I needed to protect myself.

So for the next year, I (with the help of a mentor who I treasure dearly) figured out what it meant to accept myself for who I was. There was no physical health progress during that year, but the mental progress was immeasurable. Suddenly I learned what it meant to value myself, to not hate myself for merely existing. Life gets a whole lot easier when you begin to accept the aspects of yourself that may be considered off, maybe even unorthodox. When you stop feeling so damn ashamed for being fallible.

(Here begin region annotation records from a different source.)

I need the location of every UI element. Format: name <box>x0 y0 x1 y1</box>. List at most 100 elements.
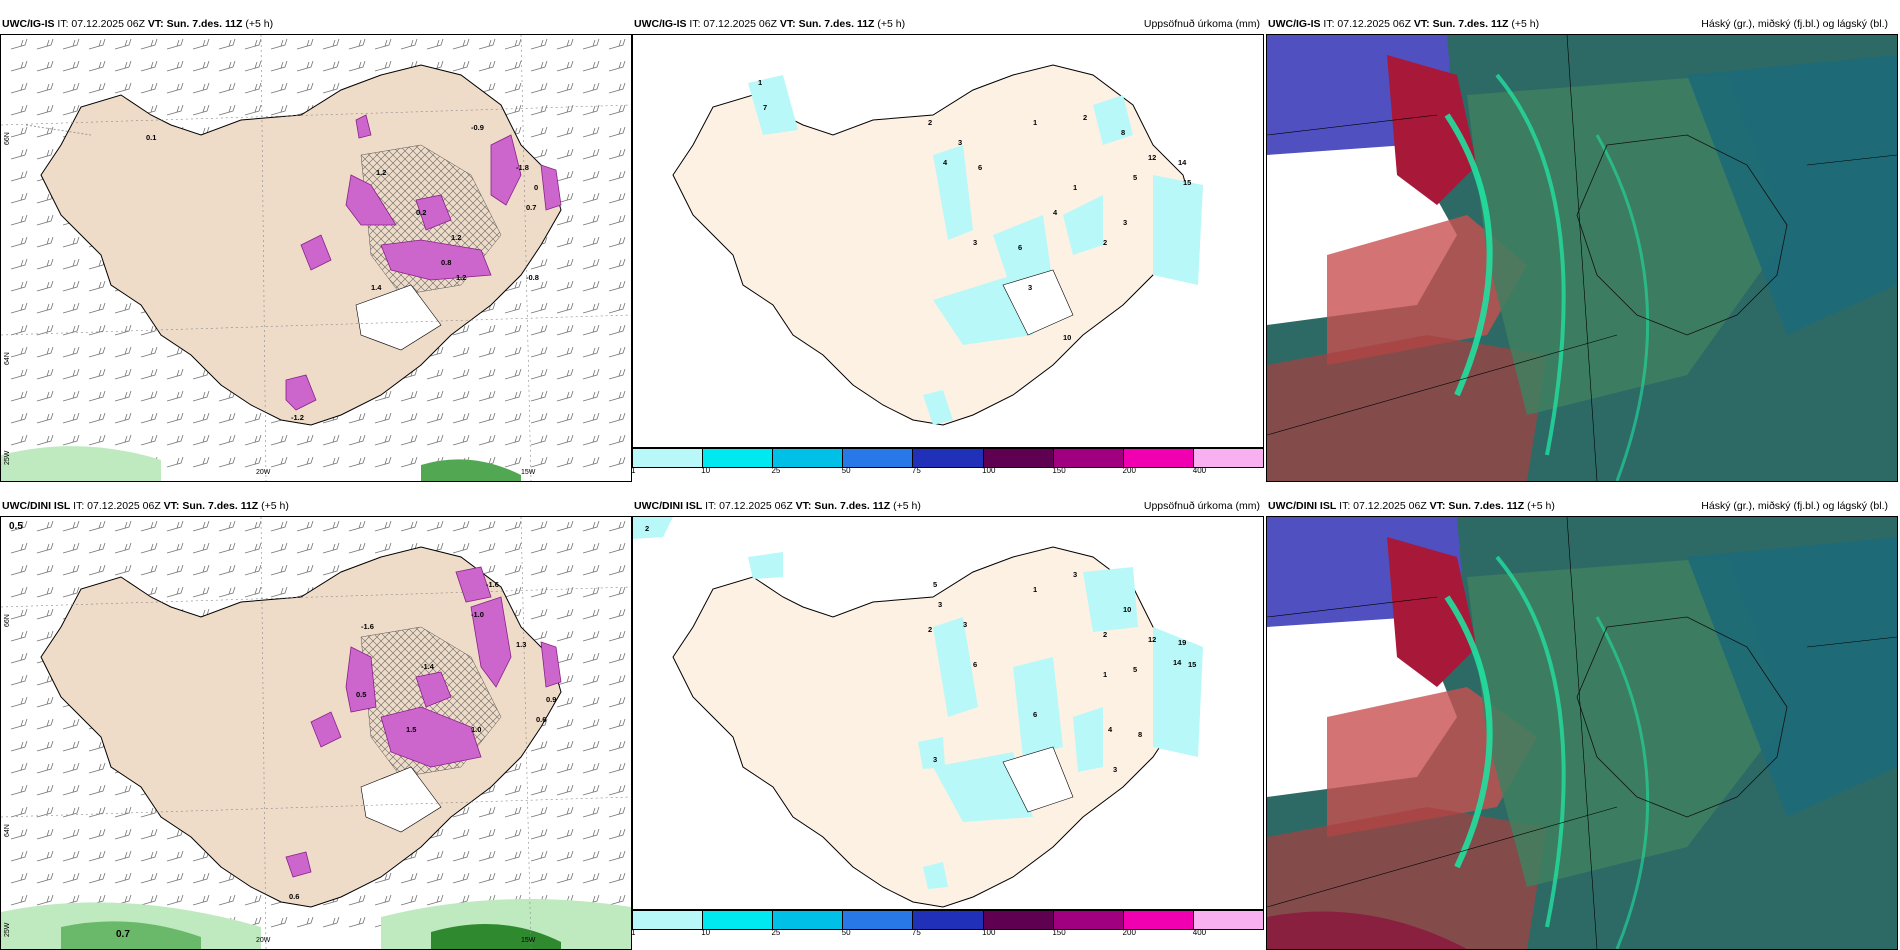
wind-barb <box>10 346 28 358</box>
precip-areas <box>748 552 1203 889</box>
wind-barb <box>452 520 470 532</box>
value-label: 2 <box>928 625 932 634</box>
wind-barb <box>374 872 392 884</box>
value-label: 1.4 <box>371 283 382 292</box>
wind-barb <box>608 170 626 182</box>
wind-barb <box>556 258 574 270</box>
scale-label: 25 <box>771 466 781 475</box>
wind-barb <box>114 564 132 576</box>
scale-label: 75 <box>911 466 921 475</box>
wind-barb <box>36 520 54 532</box>
wind-barb <box>218 456 236 468</box>
panel-bot-mid: UWC/DINI ISL IT: 07.12.2025 06Z VT: Sun.… <box>631 496 1264 950</box>
wind-barb <box>582 806 600 818</box>
lat-label: 64N <box>4 824 11 837</box>
wind-barb <box>582 346 600 358</box>
value-label: 3 <box>963 620 967 629</box>
wind-barb <box>582 368 600 380</box>
wind-barb <box>582 60 600 72</box>
wind-barb <box>504 346 522 358</box>
value-label: 4 <box>943 158 948 167</box>
wind-barb <box>582 542 600 554</box>
wind-barb <box>114 368 132 380</box>
value-label: 3 <box>1028 283 1032 292</box>
wind-barb <box>62 346 80 358</box>
wind-barb <box>10 82 28 94</box>
scale-label: 400 <box>1192 466 1207 475</box>
wind-barb <box>582 586 600 598</box>
wind-barb <box>114 38 132 50</box>
value-label: 2 <box>645 524 649 533</box>
wind-barb <box>10 740 28 752</box>
scale-label: 10 <box>701 466 711 475</box>
wind-barb <box>556 302 574 314</box>
wind-barb <box>426 412 444 424</box>
wind-barb <box>530 564 548 576</box>
wind-barb <box>140 412 158 424</box>
wind-barb <box>36 850 54 862</box>
wind-barb <box>10 674 28 686</box>
wind-barb <box>114 60 132 72</box>
value-label: -1.4 <box>421 662 435 671</box>
wind-barb <box>504 60 522 72</box>
wind-barb <box>88 520 106 532</box>
wind-barb <box>530 740 548 752</box>
wind-barb <box>504 302 522 314</box>
wind-barb <box>374 412 392 424</box>
wind-barb <box>374 520 392 532</box>
wind-barb <box>140 368 158 380</box>
wind-barb <box>322 456 340 468</box>
value-label: -0.8 <box>526 273 539 282</box>
wind-barb <box>114 346 132 358</box>
wind-barb <box>62 434 80 446</box>
wind-barb <box>10 126 28 138</box>
wind-barb <box>88 412 106 424</box>
scale-swatch <box>843 911 914 929</box>
wind-barb <box>10 630 28 642</box>
wind-barb <box>88 38 106 50</box>
wind-map: 0.1 -0.9 1.4 0.7 -1.2 0.8 1.2 -0.8 0.2 1… <box>0 34 632 482</box>
wind-barb <box>478 434 496 446</box>
wind-barb <box>218 38 236 50</box>
wind-barb <box>88 872 106 884</box>
wind-barb <box>452 368 470 380</box>
value-label: 0 <box>534 183 538 192</box>
wind-barb <box>192 60 210 72</box>
wind-barb <box>36 38 54 50</box>
wind-barb <box>114 302 132 314</box>
wind-barb <box>10 60 28 72</box>
value-label: 1 <box>1073 183 1077 192</box>
wind-barb <box>608 652 626 664</box>
wind-barb <box>10 412 28 424</box>
wind-barb <box>10 542 28 554</box>
wind-barb <box>478 850 496 862</box>
wind-barb <box>36 630 54 642</box>
wind-barb <box>36 302 54 314</box>
wind-barb <box>556 434 574 446</box>
wind-barb <box>530 608 548 620</box>
scale-label: 1 <box>631 928 636 937</box>
wind-barb <box>218 104 236 116</box>
wind-barb <box>10 38 28 50</box>
wind-barb <box>62 368 80 380</box>
wind-barb <box>270 520 288 532</box>
wind-barb <box>192 434 210 446</box>
wind-barb <box>140 520 158 532</box>
wind-barb <box>140 60 158 72</box>
panel-title: UWC/IG-IS IT: 07.12.2025 06Z VT: Sun. 7.… <box>1268 18 1540 30</box>
wind-barb <box>36 258 54 270</box>
value-label: 2 <box>1103 238 1107 247</box>
wind-barb <box>270 434 288 446</box>
value-label: 3 <box>1073 570 1077 579</box>
wind-barb <box>296 82 314 94</box>
wind-barb <box>374 434 392 446</box>
value-label: 1 <box>1033 118 1037 127</box>
panel-top-left: UWC/IG-IS IT: 07.12.2025 06Z VT: Sun. 7.… <box>0 14 632 482</box>
value-label: 0.7 <box>526 203 536 212</box>
value-label: 4 <box>1108 725 1113 734</box>
wind-barb <box>504 762 522 774</box>
value-label: 14 <box>1178 158 1187 167</box>
wind-barb <box>192 564 210 576</box>
value-label: 1.2 <box>456 273 466 282</box>
wind-barb <box>10 368 28 380</box>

It was after that year that I began focusing on my physical health; I even remember the exact day I started (July 31st, 2019). I didn’t know it right when I started, but it was through losing so much weight that I learned (or at least rationalized) how much being fat had affected my mental health. My realizations about my weight being the root of many of my mental issues were only apparent to me when I almost neurotically began chipping away at it week after week, month after month. In some ways, it almost even seemed like a desperate, hellbent endeavor. Plateaus used to upset me way more at the beginning of my process than they do now. If I was stuck on a plateau for too long, I remember succumbing to my own sorts of hysterical mental breakdowns. I won’t go into detail about what that entails, but just know that it was, in itself, humiliating enough that discussing it brings me some amount of shame. It wasn’t until around November (2019) that I began making peace with the concept of weight plateaus. I made peace with the patience that you need to slowly sculpt your body into what you want it to be. With that peace came a sort of code that I’m still abiding me, and it’s that come hell or high water, I will never give up on myself.

When I said that I’ve become a self-preservationist, I meant this: in the face of anything that threatens my world, I will fight tooth and nail for myself. This can apply to anything that’s internal or external. I’ve become a very proud individual, to levels at which I’d at times (in my moments of clarity) consider to be toxic as hell. I’ve blown up on people who I shouldn’t have. I've become calloused to the people I’m supposed to love and cherish. Vehemently argued against perspectives that challenged my worldview. I used to stand on a soapbox and preach against the sort of person I’ve turned into, so imagine how sobering it’s been for me in the past couple weeks to realize that in some ways I’ve become the exact same thing I used to despise.

If the dial before I started working on myself was pointing all the way toward self-hatred, I feel like I somehow rotated it toward the exact, polar-opposite direction. There’s supposed to be a balancing act between being strong for yourself and still holding on to your humanity for others, and I feel as though in some ways, I’ve lost myself in my efforts to find myself.

If there’s any message that I’m trying to present here, it’s this:

I’m sure that for many of us, weight loss is much more than just trying to be physically healthier. It’s very much a quest for redefining ourselves, and/or learning more about ourselves. Just make sure that you don’t lose sight of the things that you were supposed to be standing for in the process. The more I focused on myself, the less I focused on the fact that I share this life with so many other people, people who should matter more to me than the way I’ve treated them suggests.

I’ve certainly been a monster of my own creation. I need to be better.